New Madrid could be the fastest team in the area this year with returning all-state running back Dereke Tipler, wide receiver Desmond Sims (verbally committed to the University of Arkansas) and quarterback Brian Murph, who burned Central a couple times last year as a wide receiver.
"You have to respect their athletic ability at the skill positions," Central coach Lawrence Brookins said. "By the time midseason rolls around, this might be the best team they've had."
Even with all the speed, New Madrid couldn't run the ball very well in the Eagles' 28-0 win over Blytheville. Tipler had only 40 yards rushing.
Rogers said his team had troubles against a big Blytheville defensive line. This week, the Eagles will go up against arguably the best defensive tackle in the area in Chris Smith, who is 6-foot-3 and weighs 315 pounds.
"Their size definitely could cause us some problems," Rogers said. "Our offense and defense is predicated on speed and quickness and hopefully we'll be able to do some things."
The Tigers, though, don't have as much size as what they started the year with. Defensive tackle and center Justin Wells (6-2, 250) injured his knee and won't be back until at least the Poplar Bluff game on Sept. 31. Starting defensive end and offensive guard Adrian Wren (5-10, 220) is probable out after spraining an ankle last week.
Central has proven over the last two years that it can be tough to run against. Last week, the Tigers held St. Charles West to less than 100 yards rushing in a 24-7 victory. The Tigers held New Madrid's potent offense to only 251 total yards in last year's game, including only 29 yards rushing in the second half.
Brookins is more worried about New Madrid's passing game, which appears stronger than it was a year ago.
Murph passed for 213 yards last week, most of that coming on big plays.

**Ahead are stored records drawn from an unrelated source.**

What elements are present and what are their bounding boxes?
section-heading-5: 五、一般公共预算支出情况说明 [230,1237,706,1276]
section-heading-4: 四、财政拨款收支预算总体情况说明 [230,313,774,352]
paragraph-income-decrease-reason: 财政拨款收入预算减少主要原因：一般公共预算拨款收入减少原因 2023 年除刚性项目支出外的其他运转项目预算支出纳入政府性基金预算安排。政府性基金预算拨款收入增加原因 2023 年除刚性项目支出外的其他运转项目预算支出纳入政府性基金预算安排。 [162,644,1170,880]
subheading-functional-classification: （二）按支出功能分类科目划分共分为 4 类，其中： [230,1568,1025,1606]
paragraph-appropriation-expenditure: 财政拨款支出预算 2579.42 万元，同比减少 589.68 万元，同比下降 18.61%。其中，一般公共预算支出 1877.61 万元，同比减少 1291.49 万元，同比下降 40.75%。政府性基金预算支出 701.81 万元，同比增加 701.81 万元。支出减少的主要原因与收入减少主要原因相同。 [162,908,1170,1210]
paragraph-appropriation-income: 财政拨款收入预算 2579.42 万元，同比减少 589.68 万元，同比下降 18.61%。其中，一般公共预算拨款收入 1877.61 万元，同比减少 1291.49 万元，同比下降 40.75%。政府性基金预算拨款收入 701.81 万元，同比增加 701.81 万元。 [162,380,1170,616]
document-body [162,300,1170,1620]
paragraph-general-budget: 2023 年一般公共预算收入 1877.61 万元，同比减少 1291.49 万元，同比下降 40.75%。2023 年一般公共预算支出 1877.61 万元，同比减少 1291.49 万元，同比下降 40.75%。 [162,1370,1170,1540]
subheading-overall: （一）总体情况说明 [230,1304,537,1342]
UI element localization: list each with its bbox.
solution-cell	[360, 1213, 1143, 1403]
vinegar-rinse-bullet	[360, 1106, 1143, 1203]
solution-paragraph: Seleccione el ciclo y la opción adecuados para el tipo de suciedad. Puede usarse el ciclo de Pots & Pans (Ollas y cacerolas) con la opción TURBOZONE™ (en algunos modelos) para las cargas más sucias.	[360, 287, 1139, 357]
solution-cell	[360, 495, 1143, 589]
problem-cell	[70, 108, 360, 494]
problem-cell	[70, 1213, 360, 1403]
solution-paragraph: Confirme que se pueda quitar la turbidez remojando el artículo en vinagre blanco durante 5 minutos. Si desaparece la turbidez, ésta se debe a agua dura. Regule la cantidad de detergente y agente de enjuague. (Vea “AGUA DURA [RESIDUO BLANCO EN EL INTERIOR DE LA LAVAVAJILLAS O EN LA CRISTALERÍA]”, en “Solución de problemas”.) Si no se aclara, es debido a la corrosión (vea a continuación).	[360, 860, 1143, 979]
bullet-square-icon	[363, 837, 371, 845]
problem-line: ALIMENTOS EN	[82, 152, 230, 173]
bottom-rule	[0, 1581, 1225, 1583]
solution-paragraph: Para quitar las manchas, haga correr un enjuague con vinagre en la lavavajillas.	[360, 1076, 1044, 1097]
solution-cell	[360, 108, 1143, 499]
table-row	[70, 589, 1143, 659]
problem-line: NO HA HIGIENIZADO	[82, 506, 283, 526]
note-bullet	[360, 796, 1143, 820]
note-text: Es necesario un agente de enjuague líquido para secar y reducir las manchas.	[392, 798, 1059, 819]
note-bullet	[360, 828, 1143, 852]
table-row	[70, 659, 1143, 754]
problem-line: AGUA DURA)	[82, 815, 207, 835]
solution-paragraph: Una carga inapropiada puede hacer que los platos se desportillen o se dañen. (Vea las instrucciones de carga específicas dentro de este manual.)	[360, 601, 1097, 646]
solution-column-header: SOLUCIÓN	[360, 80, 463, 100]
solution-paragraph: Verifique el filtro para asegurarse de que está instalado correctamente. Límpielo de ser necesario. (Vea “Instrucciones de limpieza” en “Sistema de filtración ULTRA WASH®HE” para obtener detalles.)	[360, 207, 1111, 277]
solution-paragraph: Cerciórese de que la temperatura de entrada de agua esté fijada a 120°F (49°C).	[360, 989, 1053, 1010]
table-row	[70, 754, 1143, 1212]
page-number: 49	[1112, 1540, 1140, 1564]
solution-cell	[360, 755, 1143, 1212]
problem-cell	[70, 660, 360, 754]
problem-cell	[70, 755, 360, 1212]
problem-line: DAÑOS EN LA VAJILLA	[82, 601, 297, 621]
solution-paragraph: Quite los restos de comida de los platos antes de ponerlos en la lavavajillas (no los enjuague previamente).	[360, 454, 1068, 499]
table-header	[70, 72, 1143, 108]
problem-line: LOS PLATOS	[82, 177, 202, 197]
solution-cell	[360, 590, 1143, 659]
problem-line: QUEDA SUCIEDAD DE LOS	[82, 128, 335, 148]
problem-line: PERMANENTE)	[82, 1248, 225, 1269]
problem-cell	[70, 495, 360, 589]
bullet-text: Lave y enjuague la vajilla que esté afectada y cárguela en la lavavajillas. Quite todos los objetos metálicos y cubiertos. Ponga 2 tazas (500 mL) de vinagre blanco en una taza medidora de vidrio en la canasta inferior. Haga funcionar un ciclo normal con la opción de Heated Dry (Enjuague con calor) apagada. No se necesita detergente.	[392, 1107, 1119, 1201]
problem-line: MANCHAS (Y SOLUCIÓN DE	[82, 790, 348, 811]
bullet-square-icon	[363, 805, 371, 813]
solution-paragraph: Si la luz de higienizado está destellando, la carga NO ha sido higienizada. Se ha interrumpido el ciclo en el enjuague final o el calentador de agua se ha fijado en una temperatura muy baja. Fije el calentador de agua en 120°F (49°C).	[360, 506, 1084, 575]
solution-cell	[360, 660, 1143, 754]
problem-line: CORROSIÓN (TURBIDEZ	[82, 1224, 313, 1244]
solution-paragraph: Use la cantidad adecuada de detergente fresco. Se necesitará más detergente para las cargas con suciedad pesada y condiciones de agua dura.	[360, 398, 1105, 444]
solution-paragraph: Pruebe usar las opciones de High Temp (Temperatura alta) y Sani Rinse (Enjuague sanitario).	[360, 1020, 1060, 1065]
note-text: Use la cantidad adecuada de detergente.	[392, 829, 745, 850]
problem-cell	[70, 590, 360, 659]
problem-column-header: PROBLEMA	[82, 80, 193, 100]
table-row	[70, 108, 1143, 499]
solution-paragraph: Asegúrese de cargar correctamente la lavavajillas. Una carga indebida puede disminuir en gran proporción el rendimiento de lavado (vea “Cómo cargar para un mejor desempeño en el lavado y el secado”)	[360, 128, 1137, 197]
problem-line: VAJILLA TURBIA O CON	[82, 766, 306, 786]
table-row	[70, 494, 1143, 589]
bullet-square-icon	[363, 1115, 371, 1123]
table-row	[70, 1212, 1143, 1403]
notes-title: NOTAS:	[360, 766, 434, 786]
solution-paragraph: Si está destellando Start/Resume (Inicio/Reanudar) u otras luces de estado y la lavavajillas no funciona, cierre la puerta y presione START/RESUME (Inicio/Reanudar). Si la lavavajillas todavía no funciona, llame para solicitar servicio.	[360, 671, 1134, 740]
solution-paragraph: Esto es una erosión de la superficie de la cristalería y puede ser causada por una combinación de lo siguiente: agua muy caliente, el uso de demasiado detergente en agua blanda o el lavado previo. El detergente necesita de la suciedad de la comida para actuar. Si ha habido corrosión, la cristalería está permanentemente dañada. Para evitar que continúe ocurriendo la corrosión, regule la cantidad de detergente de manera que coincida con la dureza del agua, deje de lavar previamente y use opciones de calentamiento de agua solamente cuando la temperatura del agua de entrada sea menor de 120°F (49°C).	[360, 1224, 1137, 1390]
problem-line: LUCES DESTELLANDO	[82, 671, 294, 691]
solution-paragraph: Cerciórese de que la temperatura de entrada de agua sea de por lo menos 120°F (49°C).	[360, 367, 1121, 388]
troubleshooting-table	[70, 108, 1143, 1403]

"I'm not worried about the underneath stuff," Brookins said. "We'll trade five yards for a headache anytime. But the demoralizing thing is when a guy gets behind you and turns a no-gain into a 70-yard touchdown."
Like New Madrid, Central struggled running the ball last week and had much more success when it took to the air. Brookins said he should've made the adjustment earlier and may go to the spread-out formations sooner tonight.
New Madrid poses an unyielding defense as well. The Eagles gave up an average of 8.4 points per game last year and posted three shutouts. Central allowed 7.8 points per game and had five shutouts.